Are you an active volunteer for charitable organizations? The reward for helping out takes the form of deductions for out-of-pocket expenses incurred while you do volunteer work. Write off only what you spend to cover unreimbursed expenses, such as telephone calls, stamps and stationery, as well as other materials that you supply, say, to prepare posters or other forms of advertising for fund-raising campaigns. Forget about any deduction for the value of the unpaid time that you devote to charitable chores. So, if the prevailing rate for the kind of services you render is $100 per hour, and you wind up spending 100 hours to render those services during the year in question, that doesn’t entitle you to take a write-off of $10,000 for them. While deductions are allowed for gifts of property, the IRS doesn’t consider your services to qualify as “property.” Nor can you claim anything for the use of your home or office to conduct meetings. That, too, isn’t a contribution of “property.”

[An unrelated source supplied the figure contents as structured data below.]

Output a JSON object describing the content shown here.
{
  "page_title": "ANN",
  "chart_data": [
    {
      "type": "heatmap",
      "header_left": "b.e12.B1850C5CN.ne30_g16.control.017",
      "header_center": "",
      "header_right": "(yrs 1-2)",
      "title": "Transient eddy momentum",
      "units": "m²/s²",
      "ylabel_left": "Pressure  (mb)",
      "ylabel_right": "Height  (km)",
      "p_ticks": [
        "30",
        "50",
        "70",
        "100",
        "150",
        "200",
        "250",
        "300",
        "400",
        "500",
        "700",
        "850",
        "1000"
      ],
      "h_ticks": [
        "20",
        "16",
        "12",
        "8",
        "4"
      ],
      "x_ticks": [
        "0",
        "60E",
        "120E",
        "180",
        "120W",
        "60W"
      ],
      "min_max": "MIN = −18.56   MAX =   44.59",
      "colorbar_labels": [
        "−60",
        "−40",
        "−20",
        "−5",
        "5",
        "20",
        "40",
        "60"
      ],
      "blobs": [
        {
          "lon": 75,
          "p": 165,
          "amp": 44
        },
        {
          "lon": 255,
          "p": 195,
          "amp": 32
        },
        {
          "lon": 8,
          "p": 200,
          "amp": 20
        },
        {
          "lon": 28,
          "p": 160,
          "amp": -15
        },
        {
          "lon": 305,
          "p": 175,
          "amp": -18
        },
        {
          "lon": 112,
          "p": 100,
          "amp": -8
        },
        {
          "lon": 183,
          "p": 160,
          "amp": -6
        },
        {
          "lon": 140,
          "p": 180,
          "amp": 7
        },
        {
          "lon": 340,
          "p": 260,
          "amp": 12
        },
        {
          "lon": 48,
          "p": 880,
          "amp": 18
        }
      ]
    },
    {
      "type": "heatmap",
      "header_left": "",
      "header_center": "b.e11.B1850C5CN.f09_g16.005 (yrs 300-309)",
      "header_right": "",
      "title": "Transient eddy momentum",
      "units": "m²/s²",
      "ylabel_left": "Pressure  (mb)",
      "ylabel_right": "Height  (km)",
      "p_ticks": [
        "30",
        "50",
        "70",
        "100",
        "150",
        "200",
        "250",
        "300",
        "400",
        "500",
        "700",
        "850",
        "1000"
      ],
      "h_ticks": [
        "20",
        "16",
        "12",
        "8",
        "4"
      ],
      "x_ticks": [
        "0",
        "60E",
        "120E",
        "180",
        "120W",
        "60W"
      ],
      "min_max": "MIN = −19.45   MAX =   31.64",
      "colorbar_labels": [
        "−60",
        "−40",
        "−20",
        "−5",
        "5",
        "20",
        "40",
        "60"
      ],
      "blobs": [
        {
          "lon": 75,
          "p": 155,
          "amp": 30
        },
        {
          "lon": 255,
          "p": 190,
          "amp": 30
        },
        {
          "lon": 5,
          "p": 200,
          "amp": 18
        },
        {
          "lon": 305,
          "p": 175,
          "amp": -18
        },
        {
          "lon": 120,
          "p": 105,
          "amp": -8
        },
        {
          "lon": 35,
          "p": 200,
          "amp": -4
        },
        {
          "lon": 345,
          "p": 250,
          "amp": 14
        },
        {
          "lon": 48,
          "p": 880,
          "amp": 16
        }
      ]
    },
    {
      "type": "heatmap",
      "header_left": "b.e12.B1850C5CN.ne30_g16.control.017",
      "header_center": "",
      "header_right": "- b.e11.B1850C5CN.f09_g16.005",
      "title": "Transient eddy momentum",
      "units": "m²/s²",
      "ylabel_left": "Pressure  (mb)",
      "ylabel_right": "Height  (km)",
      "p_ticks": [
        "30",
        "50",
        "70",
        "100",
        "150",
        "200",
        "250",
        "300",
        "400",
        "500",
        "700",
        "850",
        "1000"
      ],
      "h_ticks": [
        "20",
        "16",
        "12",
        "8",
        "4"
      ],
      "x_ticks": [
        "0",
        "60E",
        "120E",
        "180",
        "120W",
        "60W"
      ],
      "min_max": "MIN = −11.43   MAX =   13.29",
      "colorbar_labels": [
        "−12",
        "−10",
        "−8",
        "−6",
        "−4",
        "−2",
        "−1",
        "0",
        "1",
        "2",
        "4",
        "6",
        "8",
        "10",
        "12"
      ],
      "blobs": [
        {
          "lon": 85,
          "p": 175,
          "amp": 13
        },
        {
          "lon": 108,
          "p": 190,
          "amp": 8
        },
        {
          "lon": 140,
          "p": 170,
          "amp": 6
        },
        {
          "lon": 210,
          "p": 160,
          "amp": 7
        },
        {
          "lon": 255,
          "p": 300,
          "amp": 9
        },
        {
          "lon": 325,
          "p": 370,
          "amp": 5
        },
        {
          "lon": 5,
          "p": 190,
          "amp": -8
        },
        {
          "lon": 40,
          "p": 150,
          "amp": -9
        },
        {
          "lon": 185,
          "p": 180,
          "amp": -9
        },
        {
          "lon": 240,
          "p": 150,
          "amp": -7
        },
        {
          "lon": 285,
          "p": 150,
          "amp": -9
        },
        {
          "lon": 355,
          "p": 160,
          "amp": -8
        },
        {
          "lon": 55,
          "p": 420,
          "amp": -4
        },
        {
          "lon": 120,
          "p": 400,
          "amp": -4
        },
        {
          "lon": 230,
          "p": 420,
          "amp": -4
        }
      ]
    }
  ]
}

Some organizations, such as the Red Cross and the Boy and Girl Scouts, require volunteers to wear uniforms. Because these uniforms aren’t adaptable to ordinary wear, deductions are allowed for their cost and cleaning.
The IRS takes a dim view of deductions for babysitters who watch children while the parents do charity work. The payments for sitters, concedes the IRS, are incurred to make the volunteer work possible. Nevertheless, the agency ruled that the payments are nondeductible personal expenses. Take heart, though. An IRS administrative ruling is by no means the last word. It merely reflects the official IRS position on an issue and isn’t binding on the courts. The U.S. Tax Court has held that babysitting fees that enable you to get out of the house are allowable, just the same as car expenses linked to charitable work.

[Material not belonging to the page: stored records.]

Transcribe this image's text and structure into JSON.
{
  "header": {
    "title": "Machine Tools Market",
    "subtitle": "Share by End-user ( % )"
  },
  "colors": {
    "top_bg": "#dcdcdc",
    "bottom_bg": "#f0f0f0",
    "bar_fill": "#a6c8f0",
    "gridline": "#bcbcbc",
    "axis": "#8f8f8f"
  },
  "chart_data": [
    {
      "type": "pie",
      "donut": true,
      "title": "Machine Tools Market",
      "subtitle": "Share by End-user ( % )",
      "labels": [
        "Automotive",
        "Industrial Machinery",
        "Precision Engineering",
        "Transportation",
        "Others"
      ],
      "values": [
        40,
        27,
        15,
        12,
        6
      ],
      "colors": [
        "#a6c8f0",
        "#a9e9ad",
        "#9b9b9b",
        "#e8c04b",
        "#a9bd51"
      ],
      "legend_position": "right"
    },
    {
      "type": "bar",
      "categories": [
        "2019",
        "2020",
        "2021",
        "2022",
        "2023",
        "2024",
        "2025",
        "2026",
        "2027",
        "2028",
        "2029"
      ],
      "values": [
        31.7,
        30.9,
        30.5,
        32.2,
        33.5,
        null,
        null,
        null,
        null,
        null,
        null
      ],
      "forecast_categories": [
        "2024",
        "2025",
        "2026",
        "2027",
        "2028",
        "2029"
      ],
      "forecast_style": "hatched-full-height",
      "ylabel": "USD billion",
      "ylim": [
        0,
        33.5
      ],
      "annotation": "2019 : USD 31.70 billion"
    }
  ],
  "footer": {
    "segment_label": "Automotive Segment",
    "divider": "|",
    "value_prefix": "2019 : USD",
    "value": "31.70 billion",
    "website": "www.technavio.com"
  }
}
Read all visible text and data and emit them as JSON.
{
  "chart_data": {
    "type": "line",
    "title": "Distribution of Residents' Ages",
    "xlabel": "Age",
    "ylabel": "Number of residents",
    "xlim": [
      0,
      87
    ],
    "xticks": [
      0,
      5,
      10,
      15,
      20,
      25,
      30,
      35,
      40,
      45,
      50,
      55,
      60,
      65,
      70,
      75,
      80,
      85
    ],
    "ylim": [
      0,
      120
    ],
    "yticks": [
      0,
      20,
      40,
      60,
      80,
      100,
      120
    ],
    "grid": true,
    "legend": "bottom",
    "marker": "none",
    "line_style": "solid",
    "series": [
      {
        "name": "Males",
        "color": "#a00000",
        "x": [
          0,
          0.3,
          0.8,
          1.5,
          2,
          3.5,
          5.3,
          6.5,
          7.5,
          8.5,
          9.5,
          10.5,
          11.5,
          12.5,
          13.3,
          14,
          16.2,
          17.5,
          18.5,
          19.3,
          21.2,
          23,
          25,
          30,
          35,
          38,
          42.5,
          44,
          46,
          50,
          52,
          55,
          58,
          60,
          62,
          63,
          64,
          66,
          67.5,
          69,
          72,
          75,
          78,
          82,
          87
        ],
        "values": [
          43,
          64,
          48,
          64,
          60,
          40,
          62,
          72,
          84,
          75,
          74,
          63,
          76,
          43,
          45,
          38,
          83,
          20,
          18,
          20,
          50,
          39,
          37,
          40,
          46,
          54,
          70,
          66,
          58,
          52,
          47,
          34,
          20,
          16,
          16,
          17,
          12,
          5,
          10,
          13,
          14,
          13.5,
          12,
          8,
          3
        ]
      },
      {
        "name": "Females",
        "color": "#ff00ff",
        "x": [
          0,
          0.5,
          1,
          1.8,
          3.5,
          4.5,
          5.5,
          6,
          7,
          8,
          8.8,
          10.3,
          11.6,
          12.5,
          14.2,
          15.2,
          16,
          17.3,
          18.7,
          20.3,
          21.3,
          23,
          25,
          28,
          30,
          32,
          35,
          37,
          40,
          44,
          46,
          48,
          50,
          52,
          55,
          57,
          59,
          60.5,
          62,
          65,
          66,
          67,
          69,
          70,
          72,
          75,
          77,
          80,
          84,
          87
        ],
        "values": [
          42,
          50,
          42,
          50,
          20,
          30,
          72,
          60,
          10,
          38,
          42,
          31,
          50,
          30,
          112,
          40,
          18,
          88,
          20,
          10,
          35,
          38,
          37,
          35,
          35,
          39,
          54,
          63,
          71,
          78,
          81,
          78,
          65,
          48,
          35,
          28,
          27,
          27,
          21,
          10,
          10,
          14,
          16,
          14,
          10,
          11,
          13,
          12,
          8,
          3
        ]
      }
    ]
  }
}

An often-missed outlay begins the moment that you leave your home. Allowable deductions include travel expenses to get to committee meetings, fund-raising events and so on. For travel to and from your volunteer work by planes, trains, buses or taxis, just make sure to keep track of your fares and claim them as travel expenses. If you use your own auto, your two options are to deduct the actual cost of gas and oil or make the paperwork simpler by claiming a standard mileage rate of 14 cents a mile. Whether you use the mileage allowance or drive a gas guzzler and claim actual costs, remember to deduct parking fees and bridge, tunnel and highway tolls, as well.

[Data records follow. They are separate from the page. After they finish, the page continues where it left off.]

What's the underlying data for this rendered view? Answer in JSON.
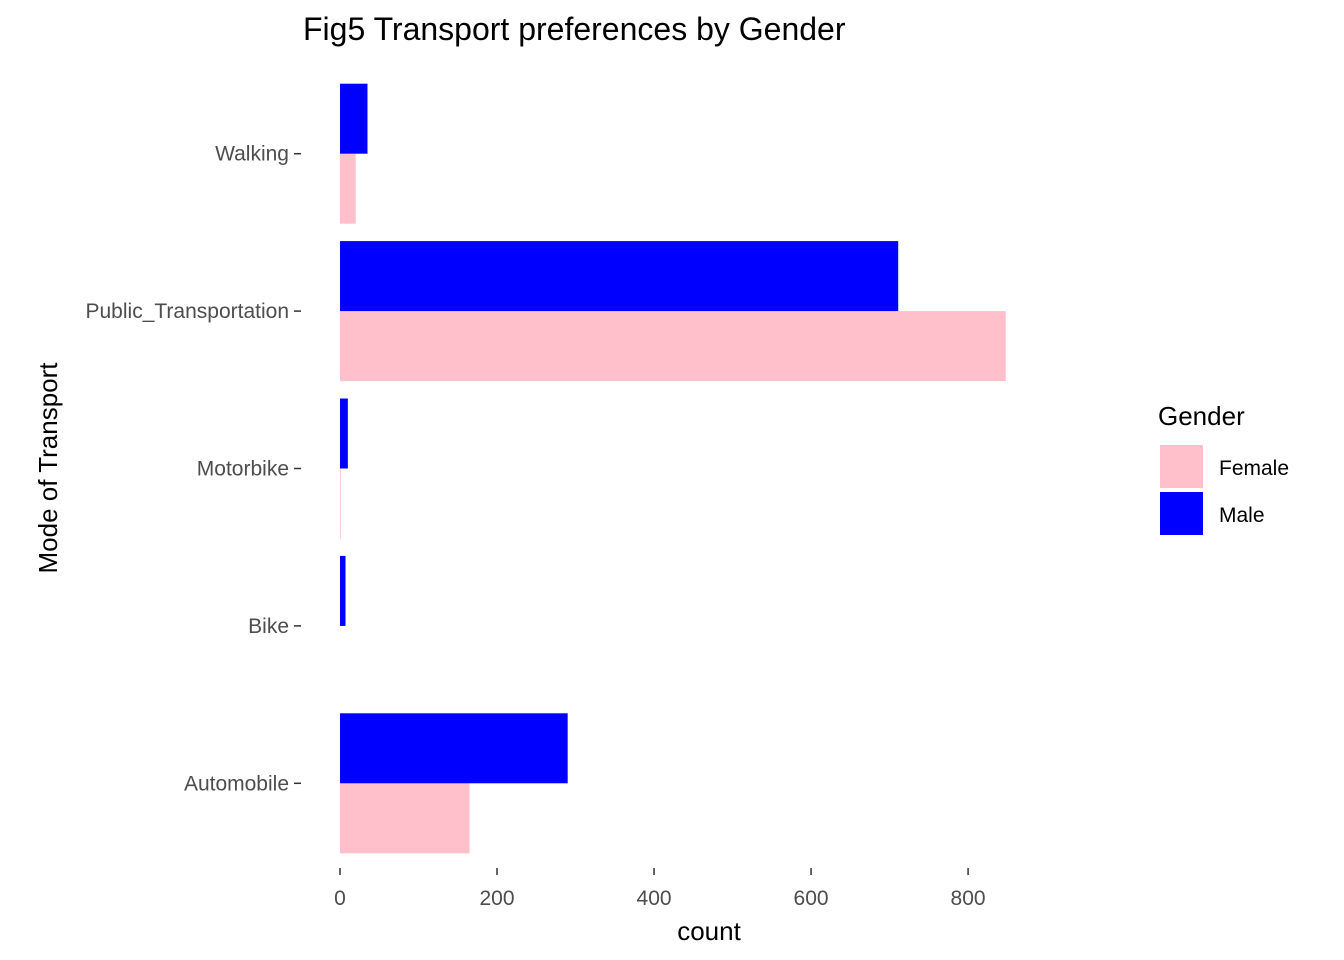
{
  "chart_data": {
    "type": "bar",
    "orientation": "horizontal",
    "title": "Fig5 Transport preferences by Gender",
    "xlabel": "count",
    "ylabel": "Mode of Transport",
    "categories": [
      "Automobile",
      "Bike",
      "Motorbike",
      "Public_Transportation",
      "Walking"
    ],
    "series": [
      {
        "name": "Female",
        "color": "#FFC0CB",
        "values": [
          165,
          0,
          1,
          848,
          20
        ]
      },
      {
        "name": "Male",
        "color": "#0000FF",
        "values": [
          290,
          7,
          10,
          711,
          35
        ]
      }
    ],
    "xlim": [
      0,
      940
    ],
    "xticks": [
      0,
      200,
      400,
      600,
      800
    ],
    "grid": false,
    "legend": {
      "title": "Gender",
      "position": "right"
    }
  }
}
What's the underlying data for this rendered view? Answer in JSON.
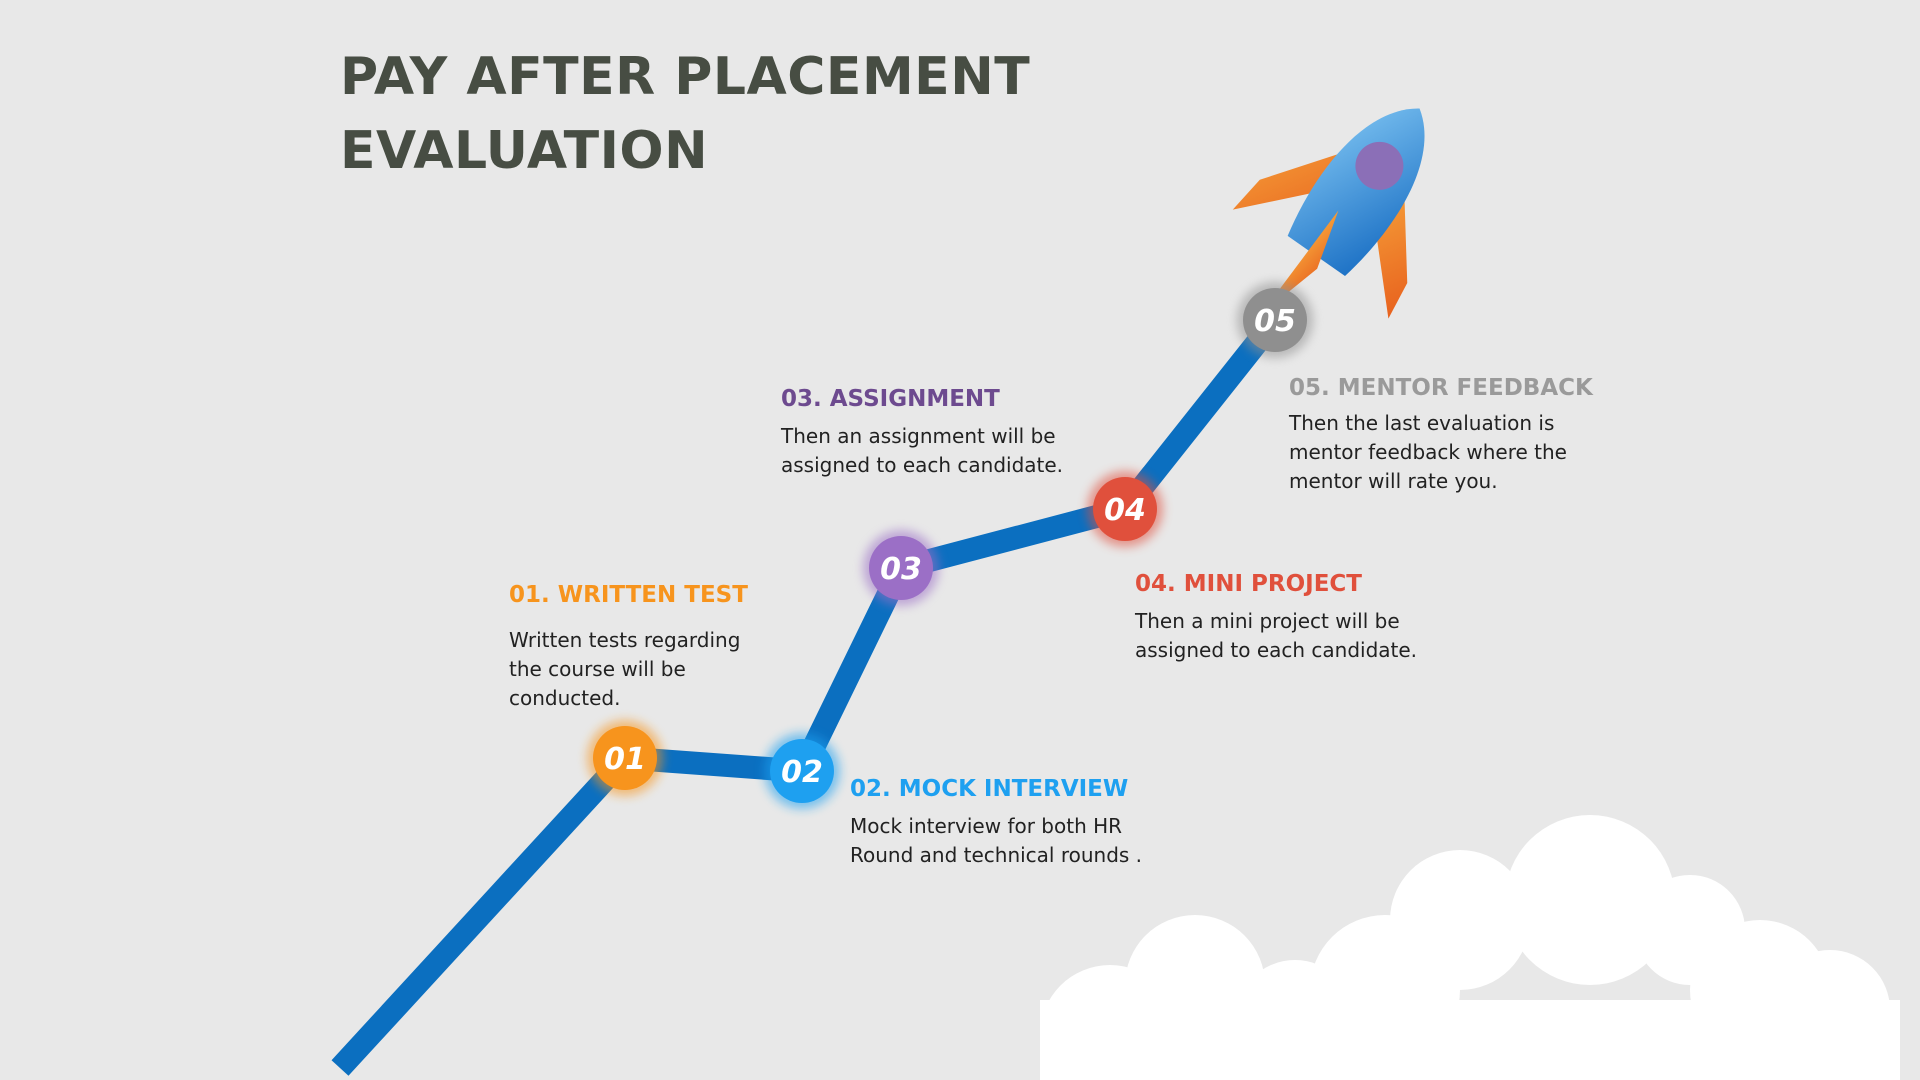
{
  "title": {
    "line1": "PAY AFTER PLACEMENT",
    "line2": "EVALUATION"
  },
  "path_color": "#0b6fc0",
  "steps": [
    {
      "num": "01",
      "title": "01. WRITTEN TEST",
      "desc": [
        "Written tests regarding",
        "the course will be",
        "conducted."
      ],
      "color": "#f7941d"
    },
    {
      "num": "02",
      "title": "02. MOCK INTERVIEW",
      "desc": [
        "Mock interview for both HR",
        "Round and technical rounds ."
      ],
      "color": "#1ea0f0"
    },
    {
      "num": "03",
      "title": "03. ASSIGNMENT",
      "desc": [
        "Then an assignment will be",
        "assigned to each candidate."
      ],
      "color": "#9b6fc6",
      "title_color": "#6d4a8f"
    },
    {
      "num": "04",
      "title": "04. MINI PROJECT",
      "desc": [
        "Then a mini project will be",
        "assigned to each candidate."
      ],
      "color": "#e0503c"
    },
    {
      "num": "05",
      "title": "05. MENTOR FEEDBACK",
      "desc": [
        "Then the last evaluation is",
        "mentor feedback where the",
        "mentor will rate you."
      ],
      "color": "#8f8f8f",
      "title_color": "#9a9a9a"
    }
  ],
  "icons": {
    "rocket": "rocket-icon",
    "cloud": "cloud-icon"
  }
}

An example: In the course of your charitable work this year, you drive 1,000 miles and shell out $50 for parking charges. Your allowable deduction is $190 (1,000 miles times 14 cents equals $140, plus $50 parking). Or, if you pay more for gas and oil than the mileage allowance, you can deduct actual costs, plus parking. For charity work related to Hurricane Katrina, legislation enacted on September 23 retroactively increases the rate to 29 cents for August 25 through August 31 and 34 cents for September 1 through December 31.
It’s a good idea, in case an IRS examiner questions charitable travel, to be able to support deductions with a glove-compartment diary in which you record why and how far you went, as well as what you spent on parking. You don’t have to use the same car each time and can use more than one car at the same time. If you rent an auto and drive it only for charitable travel, include the entire rental charge with your other charitable expenses. Stay within the speed limit. The tax collectors draw the line at a deduction for a traffic ticket, even if you were on the way to teach Sunday school.